In prospettiva c’è l’istituzione del Tavolo partenariale per l’istruzione e la formazione nel Terralbese che ha obiettivo di costruire azioni funzionali allo sviluppo del territorio, a partire dalle sue vocazioni tradizionali. Il Tavolo rappresenta un metodo di lavoro fondato su una visione d’insieme che, partendo dall’importanza di un’educazione precoce fin dall’asilo nido, riesca a proiettarsi verso il futuro analizzando i bisogni formativi immediati con uno sguardo al sistema di istruzione terziario e a forme di collaborazione con l’università.
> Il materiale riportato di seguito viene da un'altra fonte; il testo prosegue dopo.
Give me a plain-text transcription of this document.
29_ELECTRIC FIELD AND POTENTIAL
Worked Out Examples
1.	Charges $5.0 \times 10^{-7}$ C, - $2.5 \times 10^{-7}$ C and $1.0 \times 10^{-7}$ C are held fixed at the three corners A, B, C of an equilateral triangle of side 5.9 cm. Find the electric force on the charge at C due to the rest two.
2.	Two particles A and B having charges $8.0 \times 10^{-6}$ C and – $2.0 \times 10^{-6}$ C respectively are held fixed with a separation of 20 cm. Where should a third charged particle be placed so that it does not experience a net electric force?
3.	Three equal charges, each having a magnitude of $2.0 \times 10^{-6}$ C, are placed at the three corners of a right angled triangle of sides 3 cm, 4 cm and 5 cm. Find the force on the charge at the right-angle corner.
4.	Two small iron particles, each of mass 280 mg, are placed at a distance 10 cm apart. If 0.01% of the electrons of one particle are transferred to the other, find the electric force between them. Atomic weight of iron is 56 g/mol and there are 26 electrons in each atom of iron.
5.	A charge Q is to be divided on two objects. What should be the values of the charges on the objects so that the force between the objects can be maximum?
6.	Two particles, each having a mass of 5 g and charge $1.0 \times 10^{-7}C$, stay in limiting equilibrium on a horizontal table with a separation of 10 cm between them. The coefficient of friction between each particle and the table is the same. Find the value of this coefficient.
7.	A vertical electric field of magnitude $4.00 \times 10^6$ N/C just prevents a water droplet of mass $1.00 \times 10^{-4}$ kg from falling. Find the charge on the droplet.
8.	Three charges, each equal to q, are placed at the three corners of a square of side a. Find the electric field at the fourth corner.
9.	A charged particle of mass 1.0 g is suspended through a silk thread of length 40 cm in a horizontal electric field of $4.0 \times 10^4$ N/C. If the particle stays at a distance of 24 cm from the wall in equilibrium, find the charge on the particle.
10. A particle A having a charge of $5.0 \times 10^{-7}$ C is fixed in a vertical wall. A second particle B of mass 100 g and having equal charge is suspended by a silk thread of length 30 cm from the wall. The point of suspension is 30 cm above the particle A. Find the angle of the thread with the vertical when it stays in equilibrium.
Secondo il segretario confederale nazionale Giuseppe Massafra, “il protocollo di intesa che sigla l’alleanza tra enti locali, scuole e organizzazioni sindacali in Provincia di Oristano è un esempio illuminante di come si possano sviluppare pratiche di contrattazione inclusiva sui temi dell’istruzione e della formazione per contrastare povertà educativa e promuovere nuovi stili di comunità finalizzati a ripensare i modelli di sviluppo locali”. La Cgil nazionale si impegnerà nei prossimi mesi a divulgare questa esperienza di contrattazione, anche avendo in mente quanto proposto nel Piano Sud 2030 su scuole aperte tutto il giorno e sul contrasto alla dispersione scolastica attraverso un utilizzo più mirato delle risorse finanziarie a disposizione.